Je suis très marqué par cette notion de promotion de la santé, au sens large. Ce n’est pas seulement la prévention ou permettre à chacun d'être acteur de sa santé, c’est finalement tout ce qui permet de porter haut les couleurs de la santé : politique publique intégrée, systémique et inclusive ; de l’éducation à la santé, de la promotion de la santé dans les autres politiques publiques, de la démocratie sanitaire, de la transformation de l'offre de santé, de l'innovation... Au fond les ARS auraient pu se nommer ARPS (agence régionale de promotion de la santé).

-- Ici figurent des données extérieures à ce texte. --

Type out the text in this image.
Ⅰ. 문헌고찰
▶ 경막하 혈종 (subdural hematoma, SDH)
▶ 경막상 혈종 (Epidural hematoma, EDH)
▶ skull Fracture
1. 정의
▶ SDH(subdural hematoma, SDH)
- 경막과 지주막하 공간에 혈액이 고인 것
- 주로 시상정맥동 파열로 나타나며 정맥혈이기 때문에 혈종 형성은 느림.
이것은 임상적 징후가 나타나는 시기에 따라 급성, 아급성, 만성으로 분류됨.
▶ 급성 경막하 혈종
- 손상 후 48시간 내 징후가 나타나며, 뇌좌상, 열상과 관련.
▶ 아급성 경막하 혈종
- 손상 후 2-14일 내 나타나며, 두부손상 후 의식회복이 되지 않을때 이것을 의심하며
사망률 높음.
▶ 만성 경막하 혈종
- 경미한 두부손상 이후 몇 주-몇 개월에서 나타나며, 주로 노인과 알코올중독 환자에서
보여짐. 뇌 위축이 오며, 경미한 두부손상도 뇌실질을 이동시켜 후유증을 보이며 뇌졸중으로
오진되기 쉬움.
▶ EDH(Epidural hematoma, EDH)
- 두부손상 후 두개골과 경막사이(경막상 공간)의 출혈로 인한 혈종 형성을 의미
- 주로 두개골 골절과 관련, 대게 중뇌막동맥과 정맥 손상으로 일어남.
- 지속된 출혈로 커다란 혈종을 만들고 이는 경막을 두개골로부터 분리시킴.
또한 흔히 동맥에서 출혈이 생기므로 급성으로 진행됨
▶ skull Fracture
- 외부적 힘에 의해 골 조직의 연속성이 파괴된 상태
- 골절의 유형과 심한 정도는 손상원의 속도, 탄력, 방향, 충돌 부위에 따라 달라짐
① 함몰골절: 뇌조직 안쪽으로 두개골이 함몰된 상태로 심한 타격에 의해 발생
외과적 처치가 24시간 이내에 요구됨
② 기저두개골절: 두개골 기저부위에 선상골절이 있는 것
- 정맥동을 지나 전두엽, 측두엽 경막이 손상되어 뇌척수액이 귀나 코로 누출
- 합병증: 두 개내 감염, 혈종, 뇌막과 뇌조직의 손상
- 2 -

Si j’ai été heureux et honoré que la ministre me confie cette ARS, c’est que j’en ai entendu parler de longue date. Vraiment, lorsque nous sommes en séminaire des directeurs d’ARS, je le dis sans flagornerie, l’ARS Pays de la Loire est souvent très en avance dans la conduite de ses projets, dans l’animation territoriale, dans l’innovation, l’expérimentation, la capacité à faire travailler ensemble les acteurs de santé.
 

La Ministre de la santé a communiqué sur la future stratégie nationale de santé, qui repose sur quatre piliers (prévention et promotion de la santé ; lutte contre les inégalités sociales et territoriales d’accès à la santé ; pertinence et qualité des soins ; innovation). Quelle sera votre méthode pour travailler sur ces sujets ?

La Ministre a rappelé des enjeux particulièrement importants et que nous allons nous attacher de relayer et d'amplifier. Nous avons une base formidable qui est le Projet régional de santé nouvelle génération. Il va porter l’ensemble de ces enjeux. Il devrait être finalisé pour la mi-mai 2018 et il est déjà bien avancé. J’envisage un PRS qui soit le plus concerté possible. Nous prendrons le temps, et cela a déjà largement commencé, de demander l’avis, l’analyse, les propositions de l’ensemble des acteurs de santé et en premier lieu, ceux de la démocratie sanitaire.
Le PRS n’est pas une fin en soi, c’est le début d’un chemin partenarial qui s’inscrit dans la durée. Il y a déjà des actions de santé qui ont été menées avant et qui vont être prolongées.
Je compte beaucoup sur nos partenaires, et nos équipes, en interne, pour y parvenir, afin de préserver cette région comme terre d'excellence et d'innovation dans le domaine de la santé.